眼睛睁得圆圆的,像两颗黑葡萄,里面没有害怕,没有恐惧,只有纯粹的好奇,和一丝担忧?
张起灵不太确定。
这种情绪投射在他身上,陌生得像雪地里开出的花,像南极冰山长出的树,像是某种完全不该存在、却又真实存在的东西。
他看着她,看了几秒。
然后低下头,继续收拾背包,把最后一把匕首插进靴筒的刀鞘里。
“不危险。”他说。
声音依旧平淡,听不出波澜。
但语速比平时慢了半拍,像是在斟酌用词,像是在思考该如何向一个五岁的孩子解释“危险”的定义,又像是在说服自己——或者说,说服她。
张子栗的小嘴抿了抿,似乎还想问什么,但没问出口。
她只是重新托起腮,继续看着他,小脚丫又开始轻轻晃动。
“得了吧哑巴。”
帐篷帘子被掀开,黑瞎子钻了进来,嘴里还嚼著压缩饼干,说话有点含糊:“你那‘办事’什么时候不危险了?上次肋骨断了三根是谁——”
话说到一半,他看见张子栗瞬间绷紧的小脸。
那小脸原本还算放松,此刻却像是被人抽走了所有血色,嘴唇抿得发白,眼睛里那点好奇的光迅速黯淡下去,取而代之的是一种显而易见的惊恐和不安。
黑瞎子立刻把后半句话吞了回去,改口道:“咳,我是说,放心小丫头,你爸这人命硬得很,阎王爷见了都发愁。上次他去地府办事,阎王爷亲自给他倒了茶,说‘您老悠着点,我这儿的生死簿都快被您翻烂了’。”
这谎扯得他自己都差点笑场。
但张子栗紧绷的小脸似乎放松了一些。她看看黑瞎子,又看看张起灵,小声问:“真的吗?”

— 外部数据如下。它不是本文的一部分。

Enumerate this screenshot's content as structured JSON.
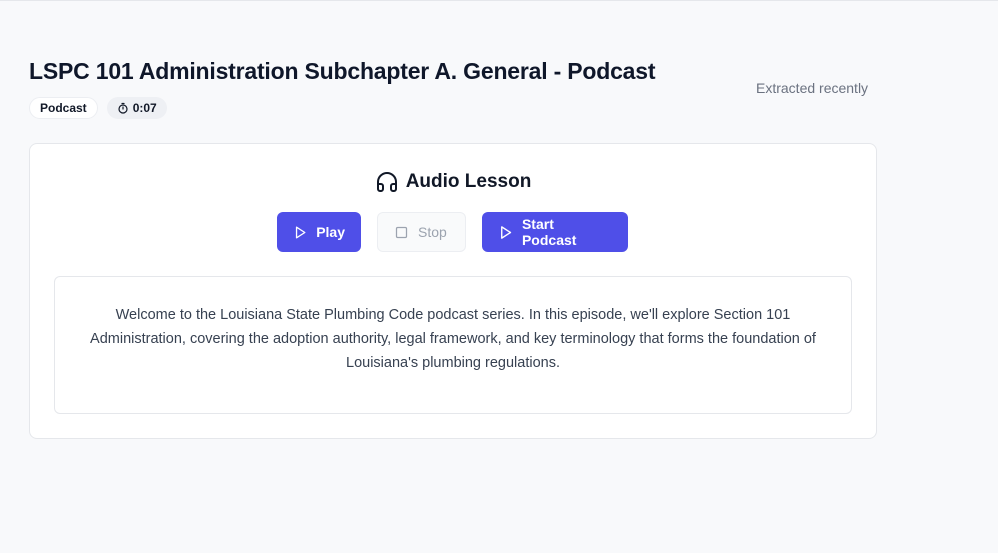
{
  "page": {
    "title": "LSPC 101 Administration Subchapter A. General - Podcast",
    "extracted_status": "Extracted recently",
    "badges": {
      "type": "Podcast",
      "duration": "0:07",
      "duration_icon": "stopwatch-icon"
    }
  },
  "audio_card": {
    "heading": "Audio Lesson",
    "heading_icon": "headphones-icon",
    "buttons": {
      "play": {
        "label": "Play",
        "icon": "play-icon"
      },
      "stop": {
        "label": "Stop",
        "icon": "stop-icon",
        "disabled": true
      },
      "start_podcast": {
        "label": "Start Podcast",
        "icon": "play-icon"
      }
    },
    "transcript": "Welcome to the Louisiana State Plumbing Code podcast series. In this episode, we'll explore Section 101 Administration, covering the adoption authority, legal framework, and key terminology that forms the foundation of Louisiana's plumbing regulations."
  },
  "colors": {
    "accent": "#4f4fe8",
    "background": "#f8f9fb",
    "muted_text": "#6b7280"
  }
}
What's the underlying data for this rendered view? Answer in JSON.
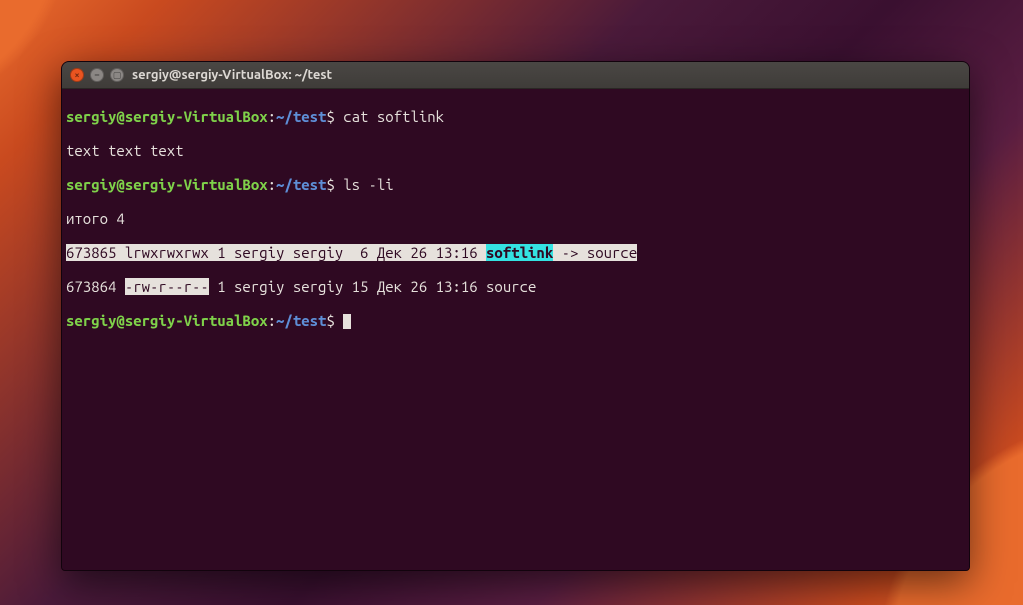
{
  "window": {
    "title": "sergiy@sergiy-VirtualBox: ~/test"
  },
  "prompt": {
    "user": "sergiy",
    "at": "@",
    "host": "sergiy-VirtualBox",
    "colon": ":",
    "path": "~/test",
    "dollar": "$"
  },
  "lines": {
    "cmd1": " cat softlink",
    "out1": "text text text",
    "cmd2": " ls -li",
    "out2": "итого 4",
    "ls1": {
      "a": "673865 lrwxrwxrwx 1 sergiy sergiy  6 Дек 26 13:16 ",
      "link": "softlink",
      "b": " -> source"
    },
    "ls2": {
      "a": "673864 ",
      "perm_sel": "-rw-r--r--",
      "b": " 1 sergiy sergiy 15 Дек 26 13:16 source"
    }
  }
}
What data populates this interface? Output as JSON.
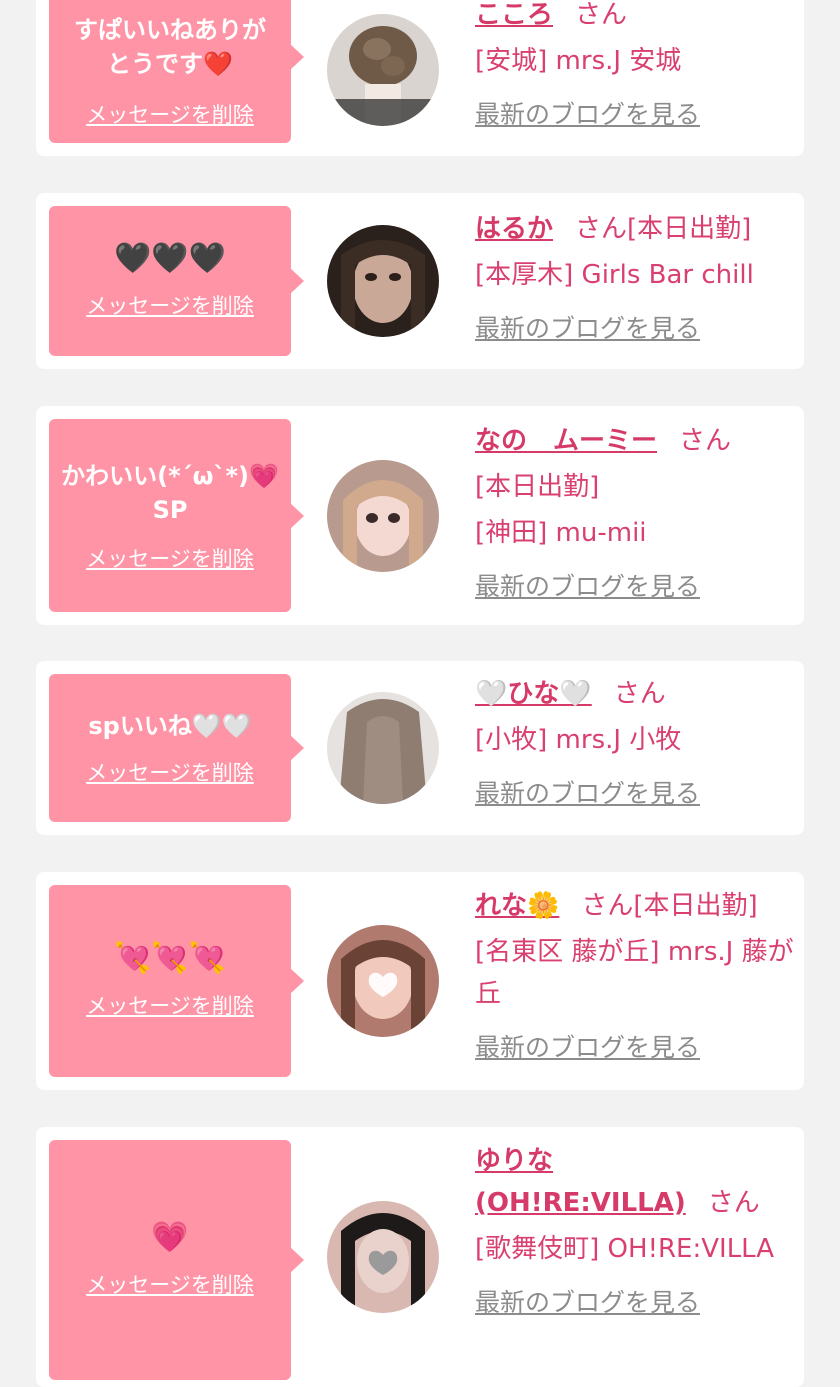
{
  "cards": [
    {
      "message": "すぱいいねありがとうです❤️",
      "delete_label": "メッセージを削除",
      "name": "こころ",
      "honorific": "さん",
      "status": "",
      "shop": "[安城] mrs.J 安城",
      "blog_label": "最新のブログを見る",
      "avatar_icon": "hair-photo"
    },
    {
      "message": "🖤🖤🖤",
      "delete_label": "メッセージを削除",
      "name": "はるか",
      "honorific": "さん",
      "status": "[本日出勤]",
      "shop": "[本厚木] Girls Bar chill",
      "blog_label": "最新のブログを見る",
      "avatar_icon": "portrait-photo"
    },
    {
      "message": "かわいい(*´ω`*)💗\nSP",
      "delete_label": "メッセージを削除",
      "name": "なの　ムーミー",
      "honorific": "さん",
      "status": "[本日出勤]",
      "shop": "[神田] mu-mii",
      "blog_label": "最新のブログを見る",
      "avatar_icon": "portrait-photo"
    },
    {
      "message": "spいいね🤍🤍",
      "delete_label": "メッセージを削除",
      "name": "🤍ひな🤍",
      "honorific": "さん",
      "status": "",
      "shop": "[小牧] mrs.J 小牧",
      "blog_label": "最新のブログを見る",
      "avatar_icon": "hair-photo"
    },
    {
      "message": "💘💘💘",
      "delete_label": "メッセージを削除",
      "name": "れな🌼",
      "honorific": "さん",
      "status": "[本日出勤]",
      "shop": "[名東区 藤が丘] mrs.J 藤が丘",
      "blog_label": "最新のブログを見る",
      "avatar_icon": "portrait-photo"
    },
    {
      "message": "💗",
      "delete_label": "メッセージを削除",
      "name": "ゆりな(OH!RE:VILLA)",
      "honorific": "さん",
      "status": "",
      "shop": "[歌舞伎町] OH!RE:VILLA",
      "blog_label": "最新のブログを見る",
      "avatar_icon": "portrait-photo"
    }
  ]
}
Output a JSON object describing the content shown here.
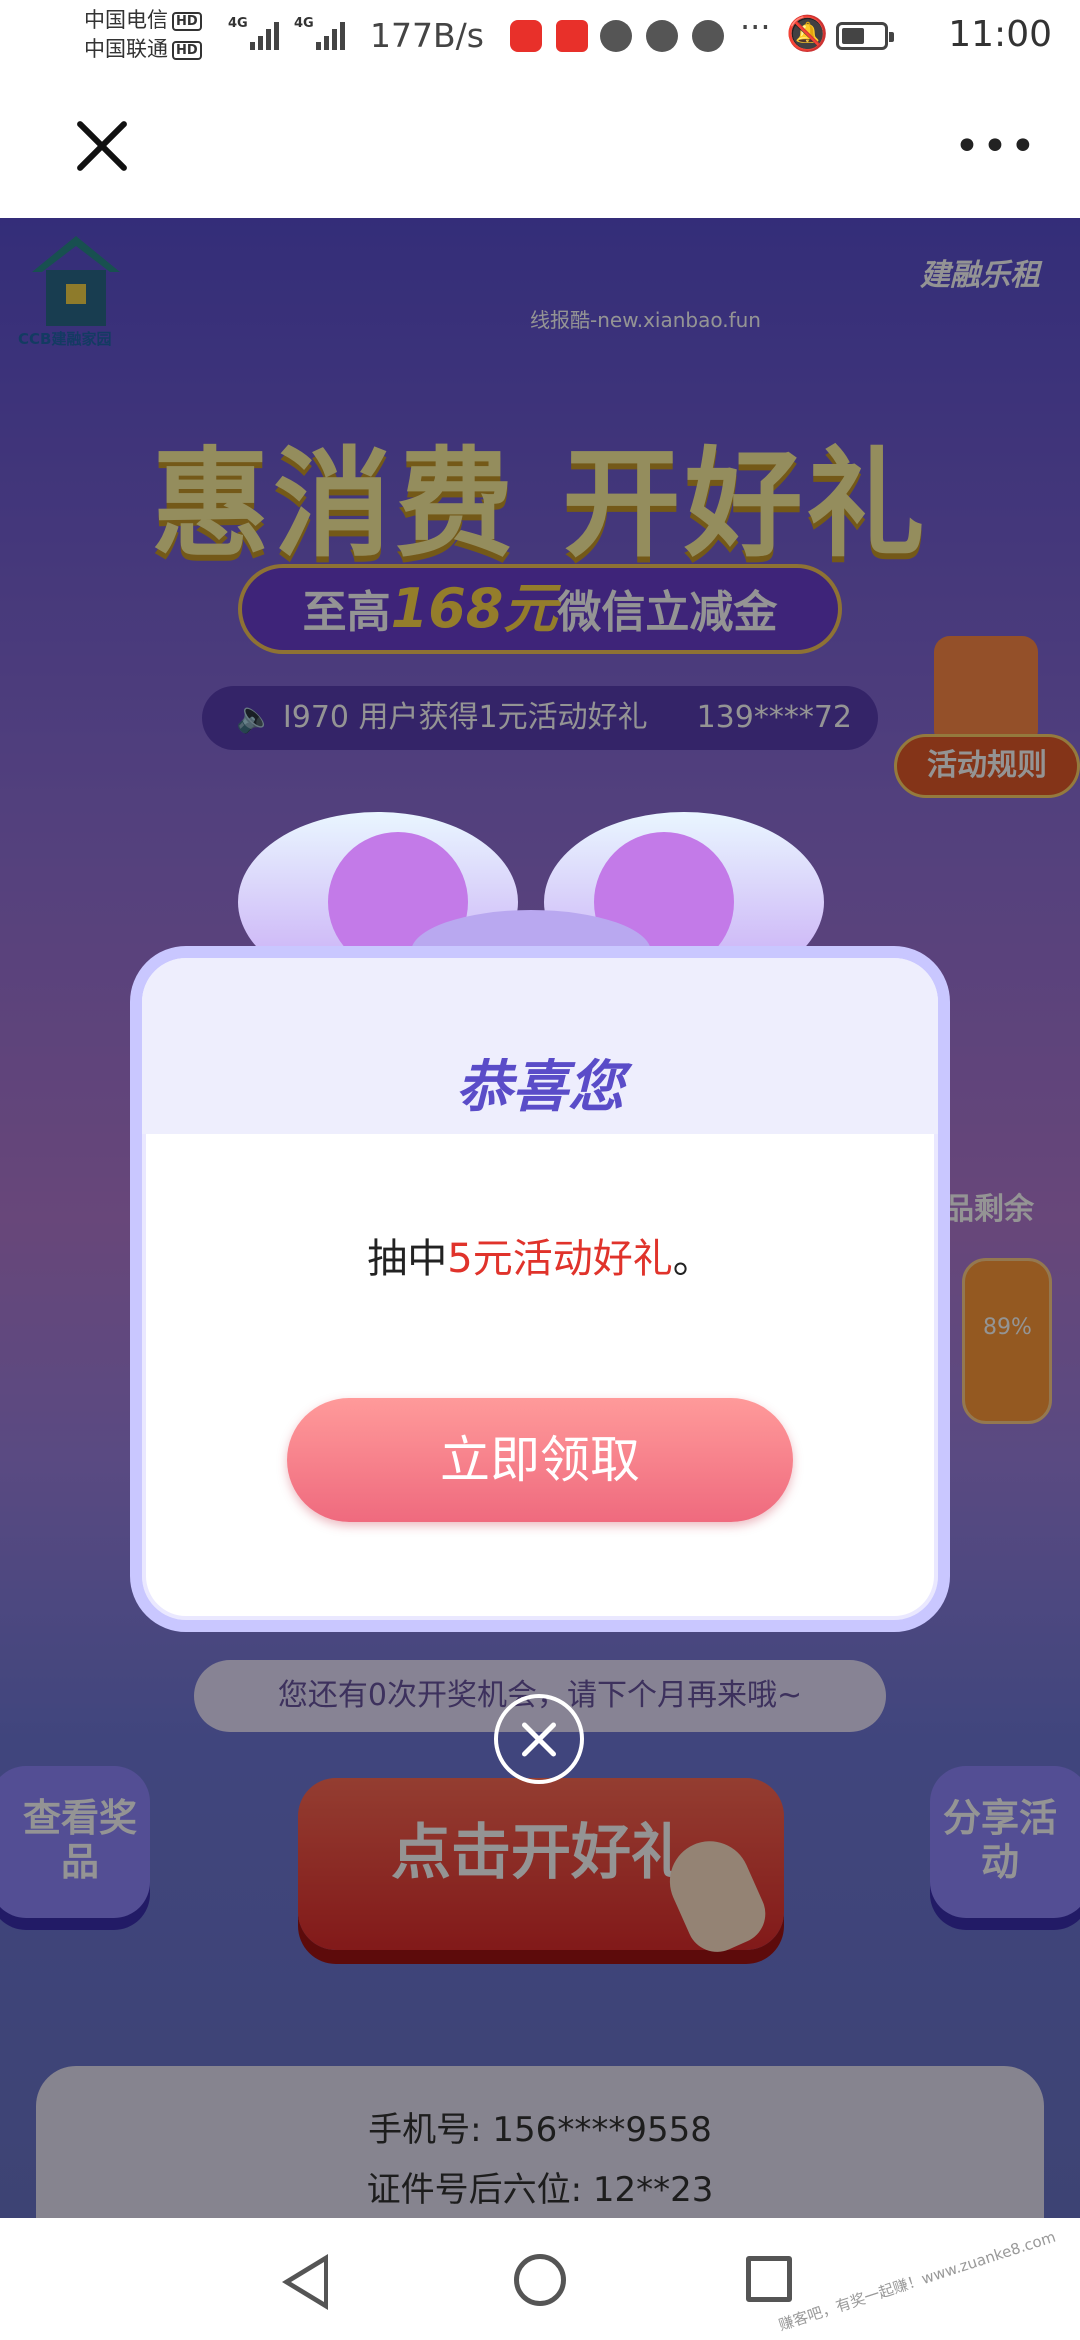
{
  "status_bar": {
    "carrier1": "中国电信",
    "carrier2": "中国联通",
    "hd": "HD",
    "net": "4G",
    "speed": "177B/s",
    "time": "11:00",
    "icons": [
      "signal-icon",
      "app-icon",
      "app-icon",
      "browser-icon",
      "message-icon",
      "wechat-icon",
      "more-icon",
      "mute-icon",
      "battery-icon"
    ]
  },
  "app_bar": {
    "close_icon": "close-icon",
    "more": "•••"
  },
  "page": {
    "logo_text": "CCB建融家园",
    "brand": "建融乐租",
    "watermark": "线报酷-new.xianbao.fun",
    "headline": "惠消费 开好礼",
    "subtitle_pre": "至高",
    "subtitle_amount": "168元",
    "subtitle_post": "微信立减金",
    "ticker_text": "I970 用户获得1元活动好礼",
    "ticker_phone": "139****72",
    "rules_label": "活动规则",
    "remaining_label": "品剩余",
    "remaining_percent": "89%",
    "chances_text": "您还有0次开奖机会，请下个月再来哦~",
    "view_prizes": "查看奖品",
    "draw_button": "点击开好礼",
    "share": "分享活动",
    "phone_line": "手机号: 156****9558",
    "id_line": "证件号后六位: 12**23"
  },
  "modal": {
    "title": "恭喜您",
    "msg_pre": "抽中",
    "msg_highlight": "5元活动好礼",
    "msg_post": "。",
    "claim_button": "立即领取",
    "dismiss_icon": "close-circle-icon"
  },
  "nav_bar": {
    "icons": [
      "back-icon",
      "home-icon",
      "recents-icon"
    ]
  },
  "corner_watermark": "赚客吧，有奖一起赚！www.zuanke8.com"
}
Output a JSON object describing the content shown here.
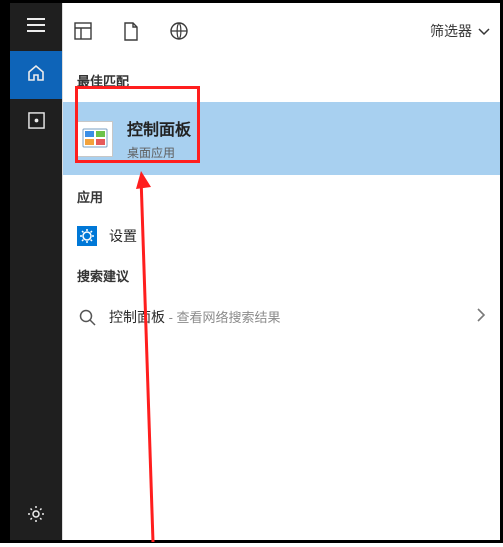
{
  "toolbar": {
    "filter_label": "筛选器"
  },
  "sections": {
    "best_header": "最佳匹配",
    "apps_header": "应用",
    "suggest_header": "搜索建议"
  },
  "best_match": {
    "title": "控制面板",
    "subtitle": "桌面应用"
  },
  "apps": {
    "settings_label": "设置"
  },
  "suggestions": {
    "prefix": "控制面板",
    "suffix": " - 查看网络搜索结果"
  },
  "icons": {
    "hamburger": "hamburger",
    "home": "home",
    "time": "time",
    "gear": "gear",
    "dashboard": "dashboard",
    "document": "document",
    "globe": "globe",
    "chevron_down": "chevron-down",
    "chevron_right": "chevron-right",
    "search": "search"
  }
}
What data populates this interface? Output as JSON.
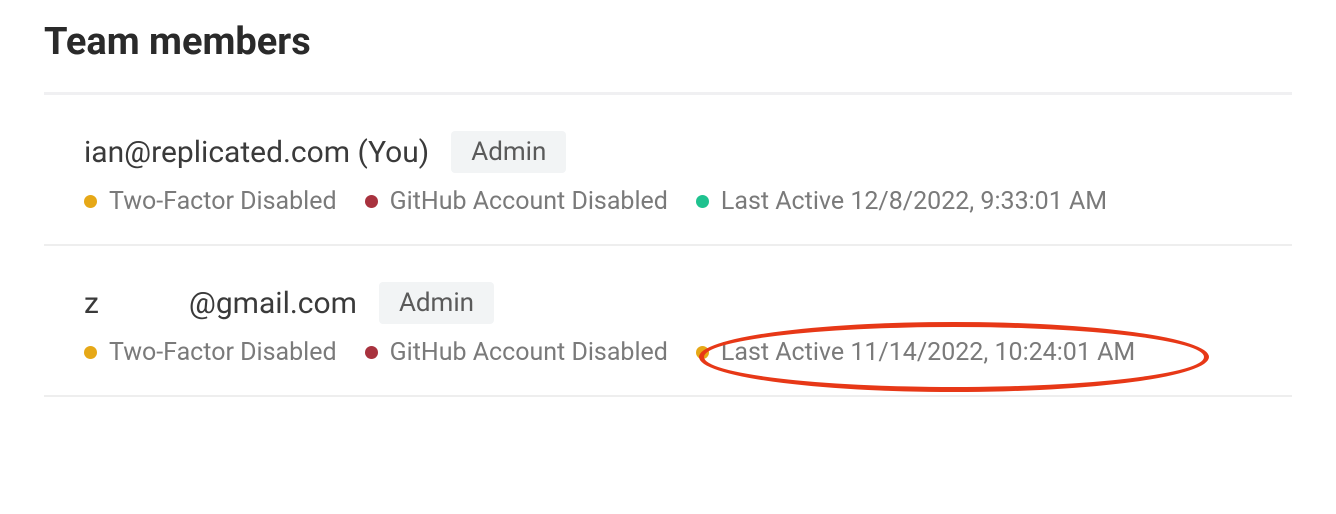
{
  "title": "Team members",
  "members": [
    {
      "email": "ian@replicated.com (You)",
      "role": "Admin",
      "statuses": [
        {
          "dot_color": "orange",
          "label": "Two-Factor Disabled"
        },
        {
          "dot_color": "dark-red",
          "label": "GitHub Account Disabled"
        },
        {
          "dot_color": "green",
          "label": "Last Active 12/8/2022, 9:33:01 AM"
        }
      ]
    },
    {
      "email_prefix": "z",
      "email_suffix": "@gmail.com",
      "role": "Admin",
      "statuses": [
        {
          "dot_color": "orange",
          "label": "Two-Factor Disabled"
        },
        {
          "dot_color": "dark-red",
          "label": "GitHub Account Disabled"
        },
        {
          "dot_color": "orange",
          "label": "Last Active 11/14/2022, 10:24:01 AM"
        }
      ],
      "highlighted_status_index": 2
    }
  ]
}
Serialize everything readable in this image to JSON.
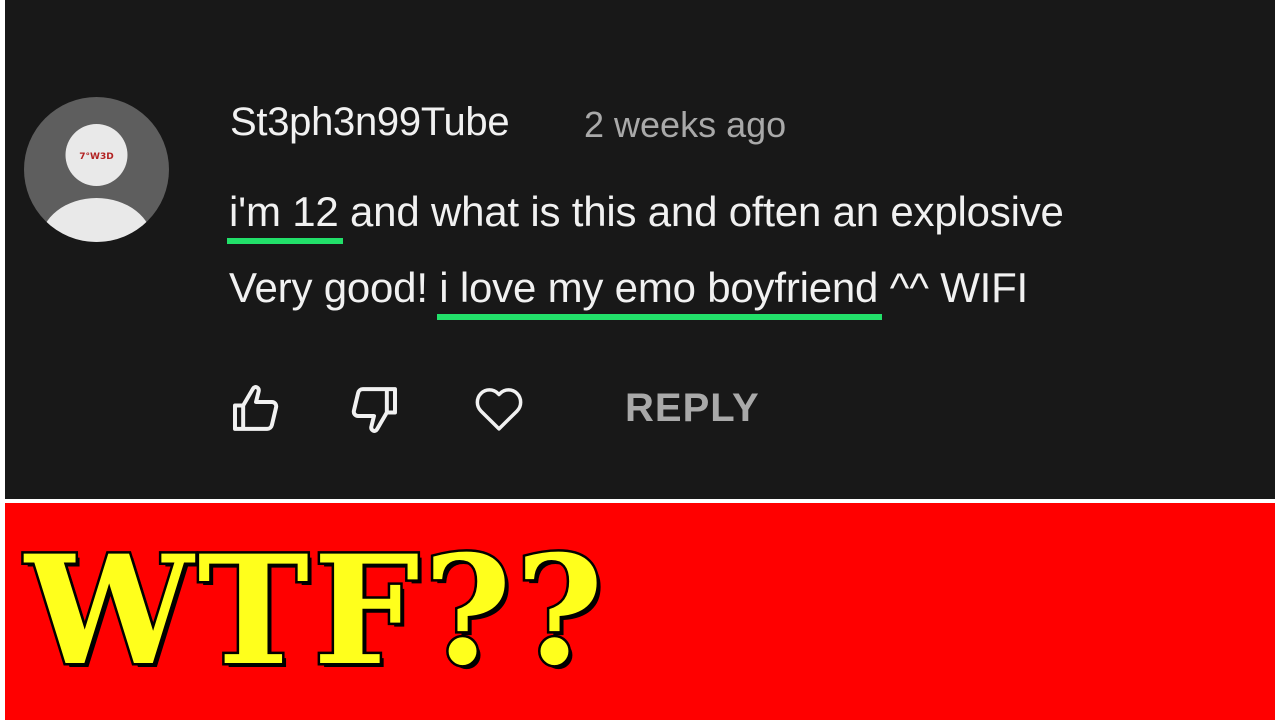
{
  "comment": {
    "author": "St3ph3n99Tube",
    "timestamp": "2 weeks ago",
    "avatar_icon": "default-profile-avatar",
    "avatar_badge_text": "7°W3D",
    "line1": {
      "highlight": "i'm 12",
      "rest": " and what is this and often an explosive"
    },
    "line2": {
      "before": "Very good! ",
      "highlight": "i love my emo boyfriend",
      "after": " ^^ WIFI"
    },
    "highlight_color": "#22e06a"
  },
  "actions": {
    "like_icon": "thumbs-up-icon",
    "dislike_icon": "thumbs-down-icon",
    "heart_icon": "heart-icon",
    "reply_label": "REPLY"
  },
  "banner": {
    "text": "WTF??",
    "background_color": "#ff0000",
    "text_color": "#ffff1c"
  }
}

黑瞎子一本正经地点头:“千真万确。你爸这人啊,贼抠门,连阎王爷的茶都不肯多喝一口,说赶时间。”
张起灵已经收拾妥当,拉上背包的拉链。
他站起身,黑色冲锋衣的下摆随着动作扬起,又落下。
他走到张子栗面前。
帐篷不高,他得微微低头才能不碰到顶。
他就那样站着,沉默地看了她几秒,眼神很深,像是在评估什么,又像是在记忆什么。
然后,他伸出手——不是去拿刀,也不是去背背包,而是探向背包内侧一个不起眼的小口袋。
那个口袋很小,藏在背包内衬的夹层里,拉链还是隐藏式的,如果不是刻意去找,根本发现不了。
张起灵的手指探进去,摸索了片刻,摸出一样东西。
是一颗用红绳穿着的玉扣。
玉是温润的白色,像凝脂,像羊脂,质地细腻得能看见里面细微的纹理。
不大,也就拇指指甲盖大小,边缘被打磨得很光滑,中间穿孔,穿过一根细细的红绳。
红绳已经有些旧了,颜色不再鲜艳,但依然结实,绳结是那种复杂的、张家人特有的“金刚结”。
最特别的是玉扣表面刻着的纹路——是一只简笔的麒麟,线条古朴流畅,寥寥几笔就勾勒出神韵,麒麟昂首抬蹄,姿态威猛。
张起灵蹲下身。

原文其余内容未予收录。